When two people have been in a relationship for a while, they often know exactly what buttons to push to guilt their partner into doing things. Few people have found guilt to be a good basis for a continuing relationship, but it is often how some people navigate through life. For those who have decided to end a relationship, the emotional turmoil they feel might be from their former partner making them feel guilty for ending the relationship.
It is unhealthy to be in a relationship where one person has complete control, and this is often the goal of a stalker. They will use love, hate, fear, and guilt to get whatever they want. When the relationship has ended, they will continue to use whatever means are necessary to get the person back.

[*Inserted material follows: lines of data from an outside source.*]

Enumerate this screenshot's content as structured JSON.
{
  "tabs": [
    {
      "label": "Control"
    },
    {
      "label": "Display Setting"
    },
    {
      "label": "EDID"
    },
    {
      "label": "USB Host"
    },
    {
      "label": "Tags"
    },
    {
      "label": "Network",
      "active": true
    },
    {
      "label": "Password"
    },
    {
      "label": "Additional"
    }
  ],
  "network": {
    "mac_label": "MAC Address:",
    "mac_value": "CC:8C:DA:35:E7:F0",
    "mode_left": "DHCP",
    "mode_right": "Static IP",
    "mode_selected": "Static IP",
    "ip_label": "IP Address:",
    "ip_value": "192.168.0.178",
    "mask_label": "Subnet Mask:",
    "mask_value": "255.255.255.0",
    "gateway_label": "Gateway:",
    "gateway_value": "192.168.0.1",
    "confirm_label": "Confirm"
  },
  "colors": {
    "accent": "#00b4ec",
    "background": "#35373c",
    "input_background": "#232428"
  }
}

Being the victim of this type of manipulation can cause a person to drop into depression, but it can also create a situation that is dangerous.
Stalkers are not in love with their victims, and the reality is that they are simply trying to ensure they are the centre of that person’s world. Creating emotional turmoil in their victim is part of how they exert their control over the other person, so it could be best to not show it. Even if the person being stalked is on the edge of disaster due to sleepless nights and endlessly being chased, the look of strength can eventually push their stalker to move on to someone else.
It is generally not easy to end a relationship, but remaining in one that does not work can be much worse. For those former partners discovering the other person’s personality is leading them into the realm of becoming a stalker, staying strong will help. Contacting the authorities, alerting family and friends, and finding ways to remain safe are all contributing factors that may keep the stalker far away.